Good morning, fellow Citizen.
Welcome to the seventh issue of No Easy Answers, a curated newsletter for curious Citizens seeking signal in a world of noise.
Let's dig into the most delightful stories I've found this past week.
Redefining Tribes, with Jay Shapiro [The New Liberals Podcast]
First up, an unflinching, mind-expanding conversation about the nature of tribalism, healing racial divides, telling stories that unite disparate groups, and so much more.
This is one of my favorite podcast episodes in recent memory. It resonated even more than the Balaji/Tim Ferriss episode from a few weeks back. It digs into some of the most divisive topics of our time, but never feels emotionally charged or dangerous. It's thoughtful, civil, and deeply nuanced, and I can't help but feel that this is the type of discussion we need more of if we truly value truth and problem solving.

I've had a copy of Hannah Arendt's The Origins of Totalitarianism on my shelf for a few months, and it's felt daunting to even get started.
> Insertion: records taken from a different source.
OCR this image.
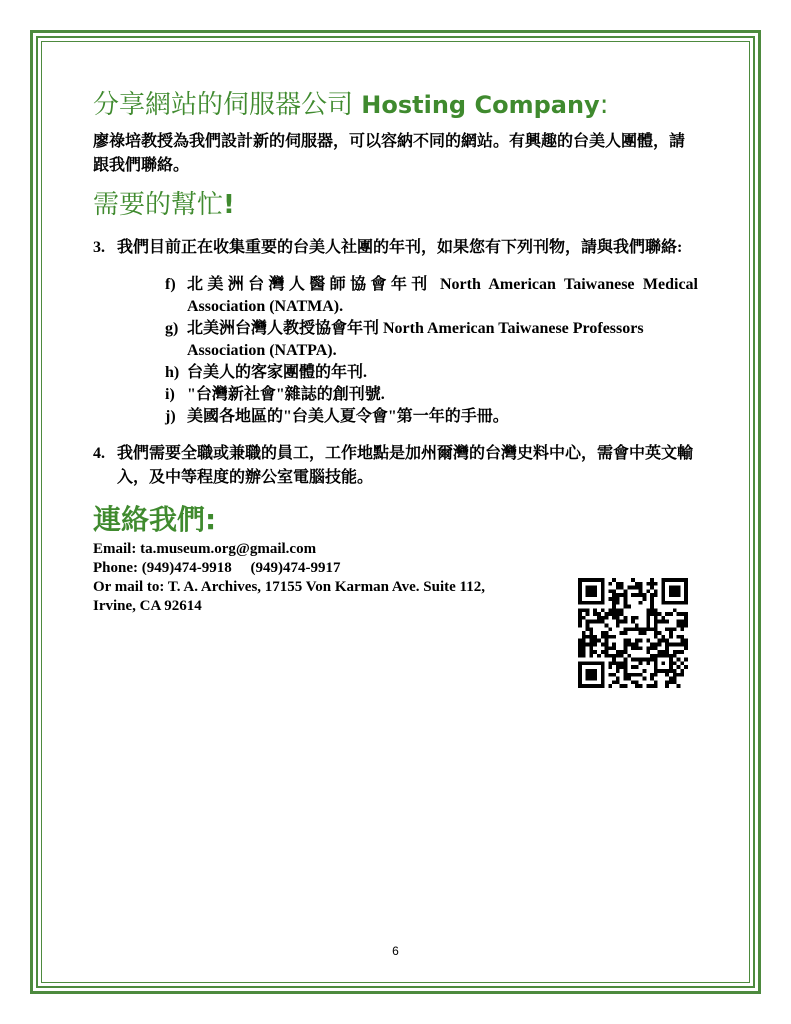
分享網站的伺服器公司 Hosting Company:

廖祿培教授為我們設計新的伺服器，可以容納不同的網站。有興趣的台美人團體，請跟我們聯絡。

需要的幫忙!
3. 我們目前正在收集重要的台美人社團的年刊，如果您有下列刊物，請與我們聯絡:
f) 北美洲台灣人醫師協會年刊 North American Taiwanese Medical Association (NATMA).
g) 北美洲台灣人教授協會年刊 North American Taiwanese Professors Association (NATPA).
h) 台美人的客家團體的年刊.
i) "台灣新社會"雜誌的創刊號.
j) 美國各地區的"台美人夏令會"第一年的手冊。
4. 我們需要全職或兼職的員工，工作地點是加州爾灣的台灣史料中心，需會中英文輸入，及中等程度的辦公室電腦技能。
連絡我們:
Email: ta.museum.org@gmail.com
Phone: (949)474-9918     (949)474-9917
Or mail to: T. A. Archives, 17155 Von Karman Ave. Suite 112,
Irvine, CA 92614
6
The thing is like 700 pages. But then this lovely little essay from Aeon came across my feed, and served as an introduction to some of the book's core themes. And I can tell that when I finally dig into this book, it will be richly rewarding.
Here's my favorite excerpt from the essay.
In loneliness, one is unable to carry on a conversation with oneself, because one’s ability to think is compromised. Ideological thinking turns us away from the world of lived experience, starves the imagination, denies plurality, and destroys the space between men that allows them to relate to one another in meaningful ways. And once ideological thinking has taken root, experience and reality no longer bear upon thinking. Instead, experience conforms to ideology in thinking. Which is why when Arendt talks about loneliness, she is not just talking about the affective experience of loneliness: she is talking about a way of thinking. Loneliness arises when thought is divorced from reality, when the common world has been replaced by the tyranny of coercive logical demands.
Also, after reading this, I'm starting to see the recent, utterly insane drama at Basecamp through a new lens. I can't help but think this incident isn't really about pervasive white supremacy in the tech industry. It's about a culture plagued by decades of atomization and loneliness, despite its great material wealth. And it's about a racially-extreme ideology that's swept in to fill the emotional void, destroyed any sense of shared reality we once had, and has left a trail of tyrannical binary thinking in its wake, one that many individuals and institutions are struggling to break from.

I don't recall how I stumbled into Charles Eisenstein's corner of the internet, but I'm so happy I did. After poking around for a few hours, I can already tell this dude is on another wavelength when it comes to deep thinking about systemic global problems, and how we can evolve to solve them.
Anyhow, this essay in particular is about reconciling the tension between our hungry ego, and our desire to serve others and heal the world. Here's a tasty excerpt.
I began to understand that our concepts of big impact versus small impact are part of what needs to be healed. Our culture validates and celebrates those who are out there with big platforms speaking to millions of people, while ignoring those who do humble, quiet work, taking care of just one sick person, one child, or one small place on this earth.
When I meet one of these people, I know that their impact doesn’t depend on their kind action going viral on the internet and reaching millions of people. Even if no one ever knows and no one ever thanks them for taking in that old woman with dementia and sacrificing a normal life to care for her, that choice sends ripples outward through the fabric of causality. On a five hundred or five thousand year timescale, the impact is no smaller than anything a President does.
As a creator, marketer, and entrepreneur, it's hard to shake the feeling that I have to "go big" for my work to matter and make a difference. And as a Citizen, it's hard to ignore the cultural story that the most impactful thing to strive for is running for office.
But none of those "go big" approaches speak to me. They don't represent how I want to show up in the world, or live my life. And it was nice to read an essay like this that reframed some of those cultural expectations, and put my mind at ease.
Don't get me wrong. The world needs some people going big. But more than that, it needs a hell of a lot more people serving in quiet, humble, tiny ways. That's how we create a groundswell of Citizenship.
P.S. I'm also about 50 pages into his book Sacred Economics, and I can already tell this thing is going to shake up my economic paradigm and relationship with money. Fingers crossed. 🤞
Thanks for reading, and hope you enjoy the rest of your weekend!